"He will not stop and doesn't take 'no' for an answer," Hagerstown resident Heather Harris wrote last May in a handwritten appeal for court protection against her abusive ex-boyfriend, Randy McPeak. Less than a month later, Ms. Harris was murdered by the man she feared, after he broke into her home and shot her twice in the head.
The killing demonstrated the need for stronger protections for victims of domestic violence who, like Ms. Harris, are placed in jeopardy by an abusive partner who is neither a spouse nor a relative nor a live-in companion. A bill introduced this year by Sen. Christopher B. Shank, a Washington County Republican, would expand eligibility for court protective orders to victims of abuse who are not directly related to or living with an abusive partner but nevertheless feel themselves to be in jeopardy.
In the Hagerstown case, had Ms. Harris and Mr. McPeak been married or sharing a dwelling, she could have sought a protective order issued by a judge that set relatively strict limits on her tormentor's ability to communicate with her or approach her person, home or workplace. But because the couple had only a dating relationship, the most Ms. Harris could get from the court after she broke off the connection was a temporary peace order whose protections were far more limited in scope. In her hour of need, Maryland's laws abandoned her.
There is, of course, no way of knowing whether the stronger protections offered by a formal order of protection from the court might have saved Ms. Harris' life. Mr. McPeak, who barricaded himself inside the victim's home for several hours before surrendering to authorities, pleaded guilty to first-degree murder last year in a killing that was clearly a crime of passion. Such offenses are difficult to deter even when the law favors the victim. But there's no question that anyone forced to live in fear for their life by an abusive relationship ought to be able to call on the strongest possible protections from the courts.

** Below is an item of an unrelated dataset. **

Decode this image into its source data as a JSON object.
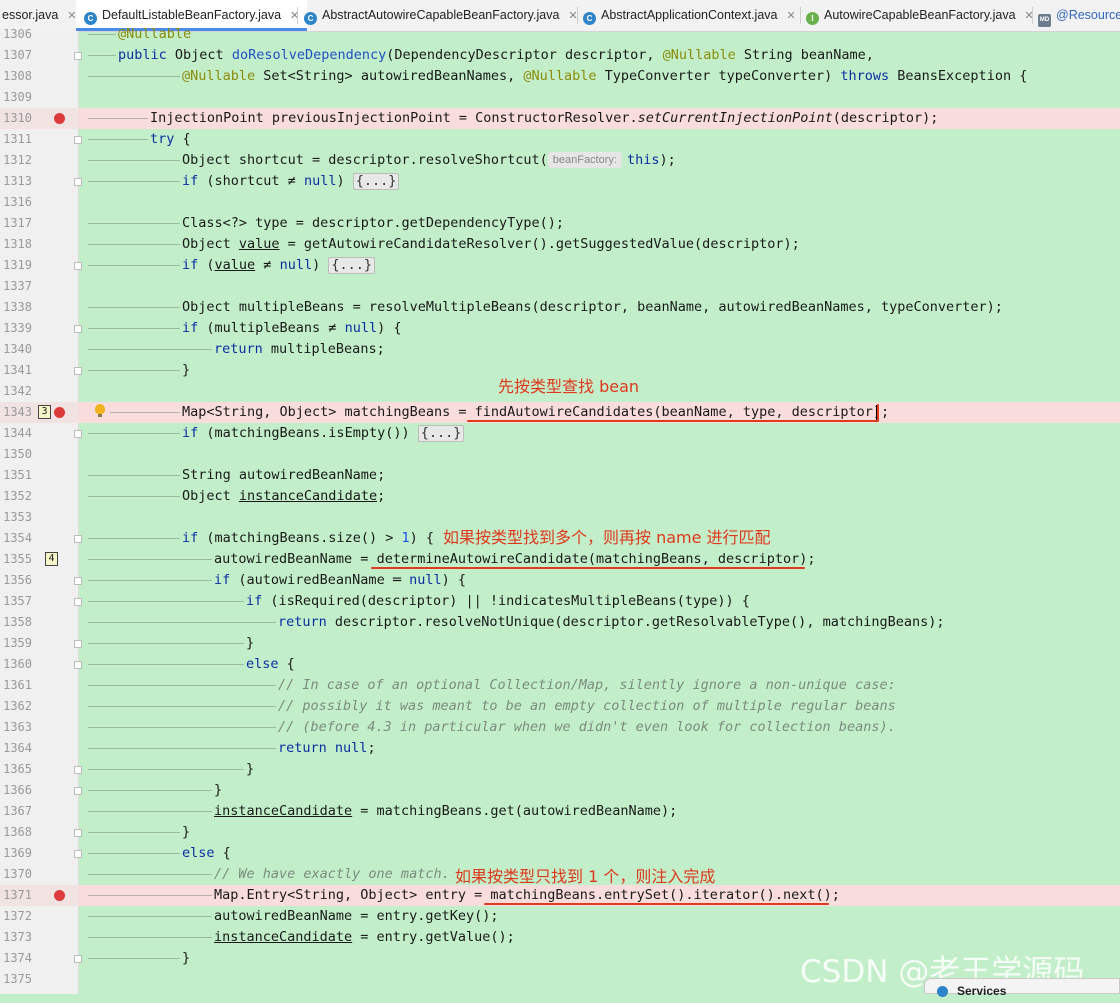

In testimony before the Senate Judicial Proceedings Committee this week, Cherie Myers, another domestic abuse victim from Hagerstown, told lawmakers how her ex-boyfriend had stalked her, bombarded her with frequent messages and threats, and ultimately assaulted her physically during an attack last year in which she was knocked to the ground and repeatedly kicked in the head. "I was in fear for my life the whole time he was beating me, and I thought I was going to end up dead, just like Heather Harris," Ms. Myers told lawmakers.
Senator Shank's bill would extend the eligibility requirements for protective orders — which currently include spouses, relatives, people living together, vulnerable adults and people with a child together — to anyone involved in "an intimate dating relationship characterized by the expectation of affectionate involvement." Among other things, the measure would also require authorities to conduct a "lethality assessment" of the danger facing people, especially women, applying for protective orders, something not required by a peace order.
If approved, the proposed legislation would give judges greater latitude in determining when someone's life is in danger from an abusive relationship and would strengthen the courts' ability to respond effectively. No one should have to fear for their life when an intimate relationship goes bad. Lawmakers should seize this opportunity to show that Maryland, which too often has failed to protect victims of domestic violence in the past, is ready to safeguard everyone threatened by an abusive, violent partner regardless of their marital status or housekeeping arrangements.